-
-
Notifications
You must be signed in to change notification settings - Fork 197
Home
Welcome to the Dynamoid wiki! This will expand as we grow our knowledgebase.
DynamoDB doesn't do general sorting without using what is known as the Range key since the general structure is a Key Value Store.

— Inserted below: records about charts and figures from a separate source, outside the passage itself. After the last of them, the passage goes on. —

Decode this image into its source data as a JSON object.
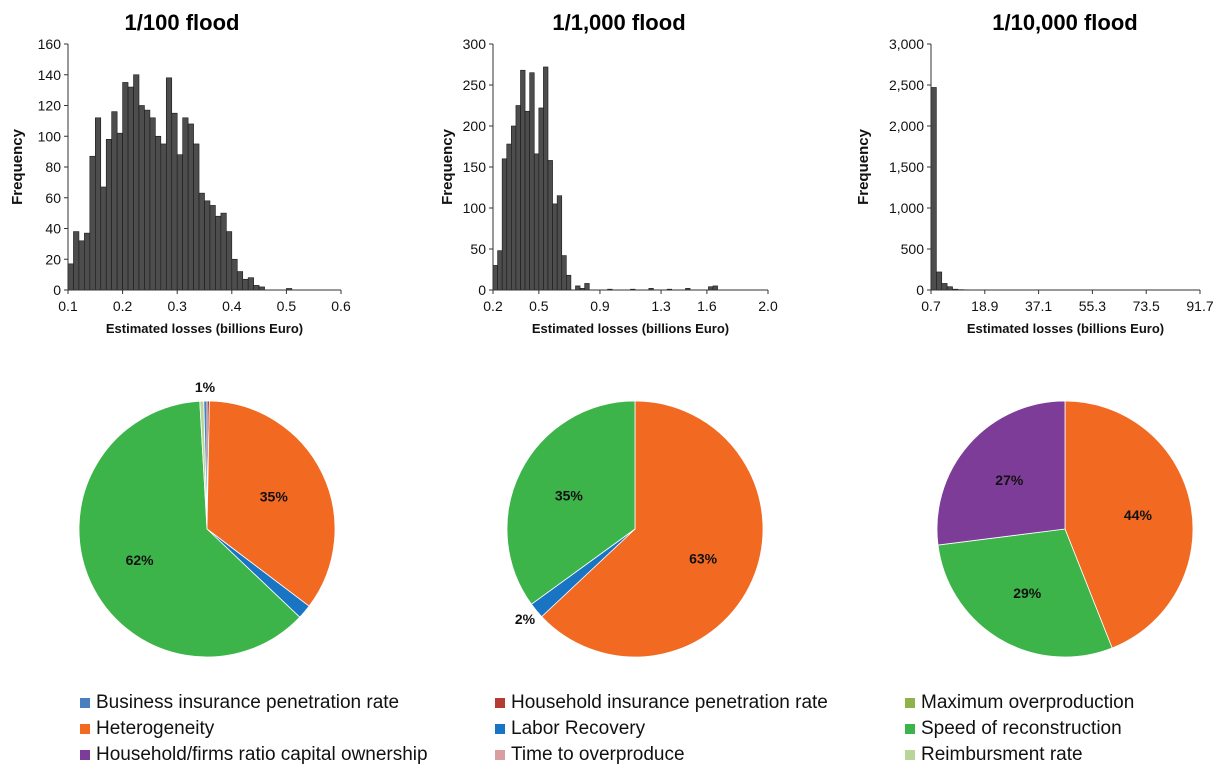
{
  "chart_data": [
    {
      "type": "bar",
      "title": "1/100 flood",
      "xlabel": "Estimated losses (billions Euro)",
      "ylabel": "Frequency",
      "ylim": [
        0,
        160
      ],
      "xlim": [
        0.1,
        0.6
      ],
      "y_ticks": [
        "0",
        "20",
        "40",
        "60",
        "80",
        "100",
        "120",
        "140",
        "160"
      ],
      "x_ticks": [
        "0.1",
        "0.2",
        "0.3",
        "0.4",
        "0.5",
        "0.6"
      ],
      "x_tick_values": [
        0.1,
        0.2,
        0.3,
        0.4,
        0.5,
        0.6
      ],
      "bin_width": 0.01,
      "bin_start": [
        0.1,
        0.11,
        0.12,
        0.13,
        0.14,
        0.15,
        0.16,
        0.17,
        0.18,
        0.19,
        0.2,
        0.21,
        0.22,
        0.23,
        0.24,
        0.25,
        0.26,
        0.27,
        0.28,
        0.29,
        0.3,
        0.31,
        0.32,
        0.33,
        0.34,
        0.35,
        0.36,
        0.37,
        0.38,
        0.39,
        0.4,
        0.41,
        0.42,
        0.43,
        0.44,
        0.45,
        0.46,
        0.47,
        0.48,
        0.49,
        0.5,
        0.51,
        0.52,
        0.53,
        0.54,
        0.55,
        0.56,
        0.57,
        0.58,
        0.59
      ],
      "values": [
        17,
        38,
        32,
        37,
        87,
        112,
        67,
        98,
        116,
        102,
        135,
        132,
        140,
        120,
        117,
        112,
        100,
        95,
        138,
        115,
        88,
        112,
        108,
        95,
        63,
        58,
        55,
        48,
        50,
        38,
        20,
        12,
        7,
        8,
        3,
        2,
        0,
        0,
        0,
        0,
        1,
        0,
        0,
        0,
        0,
        0,
        0,
        0,
        0,
        0
      ]
    },
    {
      "type": "bar",
      "title": "1/1,000 flood",
      "xlabel": "Estimated losses (billions Euro)",
      "ylabel": "Frequency",
      "ylim": [
        0,
        300
      ],
      "xlim": [
        0.2,
        2.0
      ],
      "y_ticks": [
        "0",
        "50",
        "100",
        "150",
        "200",
        "250",
        "300"
      ],
      "x_ticks": [
        "0.2",
        "0.5",
        "0.9",
        "1.3",
        "1.6",
        "2.0"
      ],
      "x_tick_values": [
        0.2,
        0.5,
        0.9,
        1.3,
        1.6,
        2.0
      ],
      "bin_width": 0.03,
      "bin_start": [
        0.2,
        0.23,
        0.26,
        0.29,
        0.32,
        0.35,
        0.38,
        0.41,
        0.44,
        0.47,
        0.5,
        0.53,
        0.56,
        0.59,
        0.62,
        0.65,
        0.68,
        0.71,
        0.74,
        0.77,
        0.8,
        0.83,
        0.86,
        0.89,
        0.92,
        0.95,
        0.98,
        1.01,
        1.04,
        1.07,
        1.1,
        1.13,
        1.16,
        1.19,
        1.22,
        1.25,
        1.28,
        1.31,
        1.34,
        1.37,
        1.4,
        1.43,
        1.46,
        1.49,
        1.52,
        1.55,
        1.58,
        1.61,
        1.64,
        1.67,
        1.7,
        1.73,
        1.76,
        1.79,
        1.82,
        1.85,
        1.88,
        1.91,
        1.94,
        1.97
      ],
      "values": [
        30,
        48,
        160,
        178,
        200,
        225,
        268,
        218,
        265,
        166,
        222,
        272,
        158,
        105,
        115,
        42,
        18,
        0,
        5,
        2,
        8,
        0,
        0,
        0,
        0,
        1,
        0,
        0,
        0,
        0,
        1,
        0,
        0,
        0,
        2,
        0,
        0,
        0,
        1,
        0,
        0,
        0,
        2,
        0,
        0,
        0,
        0,
        4,
        5,
        0,
        0,
        0,
        0,
        0,
        0,
        0,
        0,
        0,
        0,
        0
      ]
    },
    {
      "type": "bar",
      "title": "1/10,000 flood",
      "xlabel": "Estimated losses (billions Euro)",
      "ylabel": "Frequency",
      "ylim": [
        0,
        3000
      ],
      "xlim": [
        0.7,
        91.7
      ],
      "y_ticks": [
        "0",
        "500",
        "1,000",
        "1,500",
        "2,000",
        "2,500",
        "3,000"
      ],
      "x_ticks": [
        "0.7",
        "18.9",
        "37.1",
        "55.3",
        "73.5",
        "91.7"
      ],
      "x_tick_values": [
        0.7,
        18.9,
        37.1,
        55.3,
        73.5,
        91.7
      ],
      "bin_width": 1.82,
      "bin_start": [
        0.7,
        2.52,
        4.34,
        6.16,
        7.98,
        9.8,
        11.62,
        13.44,
        15.26,
        17.08,
        18.9,
        20.72
      ],
      "values": [
        2470,
        220,
        80,
        40,
        10,
        5,
        3,
        2,
        2,
        1,
        1,
        1
      ]
    },
    {
      "type": "pie",
      "slices": [
        {
          "name": "Household insurance penetration rate",
          "value": 0.3
        },
        {
          "name": "Heterogeneity",
          "value": 35,
          "label": "35%"
        },
        {
          "name": "Labor Recovery",
          "value": 1.8
        },
        {
          "name": "Speed of reconstruction",
          "value": 62,
          "label": "62%"
        },
        {
          "name": "Reimbursment rate",
          "value": 0.5,
          "label": "1%"
        },
        {
          "name": "Business insurance penetration rate",
          "value": 0.4
        }
      ]
    },
    {
      "type": "pie",
      "slices": [
        {
          "name": "Heterogeneity",
          "value": 63,
          "label": "63%"
        },
        {
          "name": "Labor Recovery",
          "value": 2,
          "label": "2%"
        },
        {
          "name": "Speed of reconstruction",
          "value": 35,
          "label": "35%"
        }
      ]
    },
    {
      "type": "pie",
      "slices": [
        {
          "name": "Heterogeneity",
          "value": 44,
          "label": "44%"
        },
        {
          "name": "Speed of reconstruction",
          "value": 29,
          "label": "29%"
        },
        {
          "name": "Household/firms ratio capital ownership",
          "value": 27,
          "label": "27%"
        }
      ]
    }
  ],
  "legend": {
    "rows": [
      [
        {
          "label": "Business insurance penetration rate",
          "color": "#4a7fbf"
        },
        {
          "label": "Household insurance penetration rate",
          "color": "#b43c30"
        },
        {
          "label": "Maximum overproduction",
          "color": "#8db34a"
        }
      ],
      [
        {
          "label": "Heterogeneity",
          "color": "#f26a22"
        },
        {
          "label": "Labor Recovery",
          "color": "#1a74c4"
        },
        {
          "label": "Speed of reconstruction",
          "color": "#3db44a"
        }
      ],
      [
        {
          "label": "Household/firms ratio capital ownership",
          "color": "#7d3c98"
        },
        {
          "label": "Time to overproduce",
          "color": "#d99ea0"
        },
        {
          "label": "Reimbursment rate",
          "color": "#b8d59a"
        }
      ]
    ]
  }
}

Thus, your sorting is based on items with the same HashKey. So for example we could have this as a Topics table:
| Forum | Topic | PostCount |
|---|---|---|
| General | Hello World | 10 |
| General | For Your Information | 25 |
| General | Vote for New Moderator | 13 |
| Health and Science | The New Cure for Allergies | 10 |
| Health and Science | Gluten, is it good for you? | 3 |
| Technology | The New iPhone X | 142 |
If we have Forum as our HashKey and PostCount as our Range key for the entire table then we can get the "topics" sorted in each forum by post count:
Topics.where(forum: "General").order('post_count DESC')
This will return your topics in descending order in the General Forum. And in this case we don't need a Secondary index because our base table has the Range key.
So now for your post example, this is a bit harder, I'm not sure what your HashKey would be, but in order to sort, you need a HashKey of the same value across your various rows.
The general Post example would likely be:
| Id | Content | Votes |
|---|---|---|
| 1 | Top 10 Ruby Gems You Should Use | 10 |
| 2 | The Best Tacos in Town | 3 |
| 3 | Follow These Users For Maximum Success | 13 |
In this case, our HashKey might be Id and the Votes is our Range Key, however, Range is sorted PER HashKey which means, you actually can't query this table and get your posts sorted by votes with this schema.
Instead you would have to add maybe "Site" to your schema and so each Post corresponds to a particular Site.
| Id | Content | Votes | Site |
|---|---|---|---|
| 1 | Top 10 Ruby Gems You Should Use | 10 | My Blog |
| 2 | The Best Tacos in Town | 3 | My Blog |
| 3 | Follow These Users For Maximum Success | 13 | My Blog |
| 4 | What Happens Next Will Surprise You | 10 | Jerry's Blog |
| 5 | Top 10 Conspiracy Theories With Rick | 3 | Jerry's Blog |
In this schema, we now can see we can get our posts sorted by "votes" by having the HashKey be Site and we'd do:
Post.where(site: "My Blog").order("votes DESC")
Again, this HashKey part is important!
Building off this example, since our HashKey is Site we can't have multiple range keys on the table. You can create Local Secondary Indices (which is basically adding more range keys to the table :P) so our schema could be:
| Type | Name | HashKey | RangeKey |
|---|---|---|---|
| Table | posts | Site | Votes |
| Local Secondary Index | content_index | Content | |
| Local Secondary Index | id_index | Id | |
| Local Secondary Index | created_at_index | CreatedAt |
By doing this we can then do queries like:
Post.where(site: "My Blog").order("content DESC")
Post.where(site: "My Blog").order("id DESC")
Post.where(site: "My Blog").order("created_at DESC")
Again, I must repeat, you MUST have same HashKey in order to sort, thus we cannot as give me ALL POSTS sorted by Votes in this scheme without introducing a new attribute or saying having all Site values be the exact same across all rows (Hope that makes sense)
So the difference is that Local Secondary Indices:
- Must be created when table is created
- Must share the same hash key that your table has
- Must identify the range key to use
Whereas a Global Secondary Index may have a different Hash Key and a different range key.
However, be careful because no partition (determined by HashKey) can have more than 10GB of data (see http://docs.aws.amazon.com/amazondynamodb/latest/developerguide/LSI.html#LSI.ItemCollections.SizeLimit) thus in the example here, all rows with Site as "My Blog" will end up same partition due to same HashKey and all these rows must be contained within 10 GB of space.